Bibi Sarti meninggalkanku seorang diri di kamar. Sepeninggal bibiku itu, aku bergegas mengemas pakaian dan menyiapkan barang-barang yang aku butuhkan saat minggatku nanti. Aku juga sudah menjual beberapa perhiasan peninggalan mendiang Ibu untuk bekalku selama perjalanan dan menyimpan sisa perhiasan yang belum kujual untuk simpanan selama hidup di Jakarta.

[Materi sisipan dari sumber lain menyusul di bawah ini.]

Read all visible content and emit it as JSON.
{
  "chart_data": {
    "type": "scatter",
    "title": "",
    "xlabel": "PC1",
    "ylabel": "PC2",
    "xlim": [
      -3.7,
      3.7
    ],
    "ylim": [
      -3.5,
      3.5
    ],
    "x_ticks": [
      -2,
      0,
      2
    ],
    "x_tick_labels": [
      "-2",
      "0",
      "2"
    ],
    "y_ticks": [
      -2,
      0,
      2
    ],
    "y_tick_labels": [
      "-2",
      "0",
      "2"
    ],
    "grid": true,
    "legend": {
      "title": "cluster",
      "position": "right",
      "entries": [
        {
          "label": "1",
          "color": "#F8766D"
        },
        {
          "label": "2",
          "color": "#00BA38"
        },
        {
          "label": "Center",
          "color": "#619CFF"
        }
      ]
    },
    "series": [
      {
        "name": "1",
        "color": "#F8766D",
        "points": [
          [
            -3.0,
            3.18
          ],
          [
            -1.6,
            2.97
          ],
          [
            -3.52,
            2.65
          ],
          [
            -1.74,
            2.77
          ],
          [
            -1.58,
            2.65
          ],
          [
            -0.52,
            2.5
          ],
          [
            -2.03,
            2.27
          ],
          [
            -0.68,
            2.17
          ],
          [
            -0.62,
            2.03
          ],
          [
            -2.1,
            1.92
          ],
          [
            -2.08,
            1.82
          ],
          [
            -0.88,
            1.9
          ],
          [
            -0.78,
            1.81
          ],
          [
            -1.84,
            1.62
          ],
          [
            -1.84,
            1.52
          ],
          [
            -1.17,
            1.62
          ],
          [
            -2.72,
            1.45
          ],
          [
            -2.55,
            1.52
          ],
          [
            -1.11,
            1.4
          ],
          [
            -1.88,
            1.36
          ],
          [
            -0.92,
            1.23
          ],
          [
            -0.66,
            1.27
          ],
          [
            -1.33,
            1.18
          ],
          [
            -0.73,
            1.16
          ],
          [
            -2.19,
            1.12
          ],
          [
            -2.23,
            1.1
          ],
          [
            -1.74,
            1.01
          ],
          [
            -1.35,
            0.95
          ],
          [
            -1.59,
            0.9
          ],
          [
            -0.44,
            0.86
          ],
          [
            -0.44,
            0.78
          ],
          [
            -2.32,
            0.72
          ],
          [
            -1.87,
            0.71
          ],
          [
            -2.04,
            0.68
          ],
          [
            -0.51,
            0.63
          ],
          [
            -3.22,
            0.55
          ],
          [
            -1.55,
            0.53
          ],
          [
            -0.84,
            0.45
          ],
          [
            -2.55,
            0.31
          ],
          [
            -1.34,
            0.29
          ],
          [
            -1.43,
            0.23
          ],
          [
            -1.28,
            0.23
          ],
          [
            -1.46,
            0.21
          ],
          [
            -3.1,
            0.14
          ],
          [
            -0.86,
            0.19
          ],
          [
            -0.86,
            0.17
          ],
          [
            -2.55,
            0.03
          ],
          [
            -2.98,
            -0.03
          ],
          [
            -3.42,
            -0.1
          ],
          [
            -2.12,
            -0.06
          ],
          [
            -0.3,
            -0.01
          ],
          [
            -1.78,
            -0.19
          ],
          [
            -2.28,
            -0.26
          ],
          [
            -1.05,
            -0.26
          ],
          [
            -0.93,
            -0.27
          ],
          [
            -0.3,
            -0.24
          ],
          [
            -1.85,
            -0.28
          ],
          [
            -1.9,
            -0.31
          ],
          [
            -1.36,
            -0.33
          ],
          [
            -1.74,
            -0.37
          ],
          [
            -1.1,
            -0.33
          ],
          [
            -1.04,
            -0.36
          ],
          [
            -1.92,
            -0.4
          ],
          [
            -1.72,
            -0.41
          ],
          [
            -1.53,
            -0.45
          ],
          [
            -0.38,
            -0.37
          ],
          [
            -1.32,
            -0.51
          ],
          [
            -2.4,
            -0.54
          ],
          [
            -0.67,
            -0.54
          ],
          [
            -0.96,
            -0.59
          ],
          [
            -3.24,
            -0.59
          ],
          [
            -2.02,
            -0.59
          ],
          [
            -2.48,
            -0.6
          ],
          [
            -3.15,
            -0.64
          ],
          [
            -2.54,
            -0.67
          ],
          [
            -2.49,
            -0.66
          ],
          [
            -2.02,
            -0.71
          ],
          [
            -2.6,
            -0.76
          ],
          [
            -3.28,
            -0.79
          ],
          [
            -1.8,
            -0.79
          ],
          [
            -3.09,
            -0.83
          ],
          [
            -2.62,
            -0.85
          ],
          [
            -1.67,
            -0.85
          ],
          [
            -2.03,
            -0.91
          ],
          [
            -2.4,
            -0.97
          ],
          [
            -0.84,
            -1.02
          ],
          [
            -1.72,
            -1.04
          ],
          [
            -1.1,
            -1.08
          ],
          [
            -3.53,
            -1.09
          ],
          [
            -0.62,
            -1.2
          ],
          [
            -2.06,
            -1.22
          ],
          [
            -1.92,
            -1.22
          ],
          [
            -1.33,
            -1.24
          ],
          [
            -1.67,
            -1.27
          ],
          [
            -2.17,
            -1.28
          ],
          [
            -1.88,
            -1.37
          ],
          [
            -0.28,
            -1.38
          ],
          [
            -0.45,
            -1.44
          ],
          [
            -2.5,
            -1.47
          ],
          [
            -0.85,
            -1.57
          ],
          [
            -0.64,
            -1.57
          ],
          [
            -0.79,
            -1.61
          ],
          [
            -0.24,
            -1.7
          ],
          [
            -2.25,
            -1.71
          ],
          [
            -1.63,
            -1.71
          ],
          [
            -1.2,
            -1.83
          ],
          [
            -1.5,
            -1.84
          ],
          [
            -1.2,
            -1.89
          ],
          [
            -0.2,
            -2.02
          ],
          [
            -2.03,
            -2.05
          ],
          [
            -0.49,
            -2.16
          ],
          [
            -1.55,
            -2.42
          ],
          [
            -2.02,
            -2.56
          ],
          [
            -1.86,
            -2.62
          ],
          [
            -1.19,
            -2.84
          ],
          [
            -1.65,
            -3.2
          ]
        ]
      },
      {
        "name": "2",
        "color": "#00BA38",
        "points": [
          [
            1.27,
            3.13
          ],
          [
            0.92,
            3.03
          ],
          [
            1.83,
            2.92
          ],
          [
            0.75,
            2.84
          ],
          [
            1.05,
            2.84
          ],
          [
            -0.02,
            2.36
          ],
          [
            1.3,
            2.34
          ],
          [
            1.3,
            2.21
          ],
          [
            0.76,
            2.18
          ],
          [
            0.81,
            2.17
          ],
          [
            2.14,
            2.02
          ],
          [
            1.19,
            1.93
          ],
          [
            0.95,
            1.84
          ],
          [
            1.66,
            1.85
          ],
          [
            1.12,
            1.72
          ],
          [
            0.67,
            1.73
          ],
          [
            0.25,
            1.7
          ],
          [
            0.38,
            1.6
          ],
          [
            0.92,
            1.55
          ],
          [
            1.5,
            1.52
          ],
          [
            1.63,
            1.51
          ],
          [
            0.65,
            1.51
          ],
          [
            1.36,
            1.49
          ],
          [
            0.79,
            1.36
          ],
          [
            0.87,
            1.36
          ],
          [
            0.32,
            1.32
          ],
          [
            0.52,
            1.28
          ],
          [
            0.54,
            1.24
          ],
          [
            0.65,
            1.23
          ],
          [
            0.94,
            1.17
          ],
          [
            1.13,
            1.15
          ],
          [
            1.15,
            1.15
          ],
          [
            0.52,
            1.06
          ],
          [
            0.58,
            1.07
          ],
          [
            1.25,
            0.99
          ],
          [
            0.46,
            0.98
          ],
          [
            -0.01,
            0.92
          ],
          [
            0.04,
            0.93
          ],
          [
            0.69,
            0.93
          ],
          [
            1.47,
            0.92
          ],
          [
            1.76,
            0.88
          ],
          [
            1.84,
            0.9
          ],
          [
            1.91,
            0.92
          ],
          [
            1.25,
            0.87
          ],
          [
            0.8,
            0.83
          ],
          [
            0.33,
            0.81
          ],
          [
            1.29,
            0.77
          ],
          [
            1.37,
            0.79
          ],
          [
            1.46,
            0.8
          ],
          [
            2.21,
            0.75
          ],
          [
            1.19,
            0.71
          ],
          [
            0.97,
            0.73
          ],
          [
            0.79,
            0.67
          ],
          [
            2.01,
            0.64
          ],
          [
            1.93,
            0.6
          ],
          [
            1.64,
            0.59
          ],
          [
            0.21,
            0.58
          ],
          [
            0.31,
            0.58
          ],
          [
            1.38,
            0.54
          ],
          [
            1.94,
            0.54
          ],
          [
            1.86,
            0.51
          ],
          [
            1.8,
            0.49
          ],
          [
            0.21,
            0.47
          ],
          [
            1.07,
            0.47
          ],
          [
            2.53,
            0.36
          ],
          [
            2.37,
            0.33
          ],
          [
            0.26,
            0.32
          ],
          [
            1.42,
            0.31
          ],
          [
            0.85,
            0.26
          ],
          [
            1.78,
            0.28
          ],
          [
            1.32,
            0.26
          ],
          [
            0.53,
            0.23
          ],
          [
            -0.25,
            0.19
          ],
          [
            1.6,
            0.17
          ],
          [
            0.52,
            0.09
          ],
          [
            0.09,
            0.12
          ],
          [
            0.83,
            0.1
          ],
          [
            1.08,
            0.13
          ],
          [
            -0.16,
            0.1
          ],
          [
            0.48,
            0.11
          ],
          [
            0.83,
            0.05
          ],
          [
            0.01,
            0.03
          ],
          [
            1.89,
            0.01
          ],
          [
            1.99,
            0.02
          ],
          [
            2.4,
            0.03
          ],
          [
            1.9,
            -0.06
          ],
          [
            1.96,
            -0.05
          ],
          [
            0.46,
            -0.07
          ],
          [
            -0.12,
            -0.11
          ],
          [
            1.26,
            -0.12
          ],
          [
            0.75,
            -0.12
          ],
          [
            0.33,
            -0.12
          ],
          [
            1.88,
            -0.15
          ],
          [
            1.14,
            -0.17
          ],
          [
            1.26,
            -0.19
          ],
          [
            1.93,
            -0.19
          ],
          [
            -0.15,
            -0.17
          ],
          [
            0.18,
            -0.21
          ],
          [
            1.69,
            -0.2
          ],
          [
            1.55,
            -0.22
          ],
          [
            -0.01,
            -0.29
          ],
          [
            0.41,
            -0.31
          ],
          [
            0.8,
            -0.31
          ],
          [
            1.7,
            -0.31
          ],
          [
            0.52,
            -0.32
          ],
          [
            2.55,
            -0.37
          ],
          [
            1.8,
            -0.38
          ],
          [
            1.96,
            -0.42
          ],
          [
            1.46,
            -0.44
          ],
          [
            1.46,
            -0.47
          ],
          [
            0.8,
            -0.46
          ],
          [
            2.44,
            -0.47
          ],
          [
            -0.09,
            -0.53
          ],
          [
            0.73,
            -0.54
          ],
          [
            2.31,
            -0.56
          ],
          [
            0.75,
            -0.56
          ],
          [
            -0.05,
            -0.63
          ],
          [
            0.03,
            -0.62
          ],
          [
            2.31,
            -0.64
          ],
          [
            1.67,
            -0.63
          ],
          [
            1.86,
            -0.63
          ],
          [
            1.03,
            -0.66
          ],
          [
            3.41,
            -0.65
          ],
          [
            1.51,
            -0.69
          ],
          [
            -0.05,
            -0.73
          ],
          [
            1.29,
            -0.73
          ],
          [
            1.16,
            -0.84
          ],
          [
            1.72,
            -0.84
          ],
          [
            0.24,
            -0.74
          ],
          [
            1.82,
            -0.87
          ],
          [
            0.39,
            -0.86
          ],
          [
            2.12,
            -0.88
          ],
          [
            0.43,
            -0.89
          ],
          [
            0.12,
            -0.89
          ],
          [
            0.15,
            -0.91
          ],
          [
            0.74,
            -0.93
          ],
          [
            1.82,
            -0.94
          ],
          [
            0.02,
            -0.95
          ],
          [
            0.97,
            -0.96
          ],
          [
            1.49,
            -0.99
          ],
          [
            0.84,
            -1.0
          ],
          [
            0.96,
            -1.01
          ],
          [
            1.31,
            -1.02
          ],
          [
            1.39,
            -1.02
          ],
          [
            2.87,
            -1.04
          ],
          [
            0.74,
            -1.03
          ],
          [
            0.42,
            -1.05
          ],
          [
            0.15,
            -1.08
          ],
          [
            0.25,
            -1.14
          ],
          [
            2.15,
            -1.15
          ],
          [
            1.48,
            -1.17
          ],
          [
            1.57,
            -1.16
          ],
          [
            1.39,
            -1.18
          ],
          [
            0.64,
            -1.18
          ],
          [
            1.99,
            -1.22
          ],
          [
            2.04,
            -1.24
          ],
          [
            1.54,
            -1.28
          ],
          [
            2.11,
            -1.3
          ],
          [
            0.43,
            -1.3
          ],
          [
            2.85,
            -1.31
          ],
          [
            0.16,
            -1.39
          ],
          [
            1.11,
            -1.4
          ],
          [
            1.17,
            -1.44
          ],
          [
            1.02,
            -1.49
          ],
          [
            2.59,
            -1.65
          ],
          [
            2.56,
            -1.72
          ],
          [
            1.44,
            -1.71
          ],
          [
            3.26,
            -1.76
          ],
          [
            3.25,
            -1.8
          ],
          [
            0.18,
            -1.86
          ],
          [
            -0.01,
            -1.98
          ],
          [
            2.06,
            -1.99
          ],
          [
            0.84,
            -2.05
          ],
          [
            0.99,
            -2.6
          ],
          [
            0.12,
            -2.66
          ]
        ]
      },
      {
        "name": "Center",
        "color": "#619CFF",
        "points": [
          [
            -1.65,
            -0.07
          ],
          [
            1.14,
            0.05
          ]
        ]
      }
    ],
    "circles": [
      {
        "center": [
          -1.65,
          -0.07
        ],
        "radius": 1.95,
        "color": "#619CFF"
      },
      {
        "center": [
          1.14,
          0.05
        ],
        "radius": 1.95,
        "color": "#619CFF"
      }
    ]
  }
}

Aku sudah mencari tahu lewat teman sekolahku yang pernah bekerja di Jakarta soal jalur transportasi menuju Jakarta. Dia juga memberi kontak telepon serta alamat tempat tinggal temannya di Jakarta yang mungkin bisa membantu saat aku telah menginjakkan kaki di ibu kota.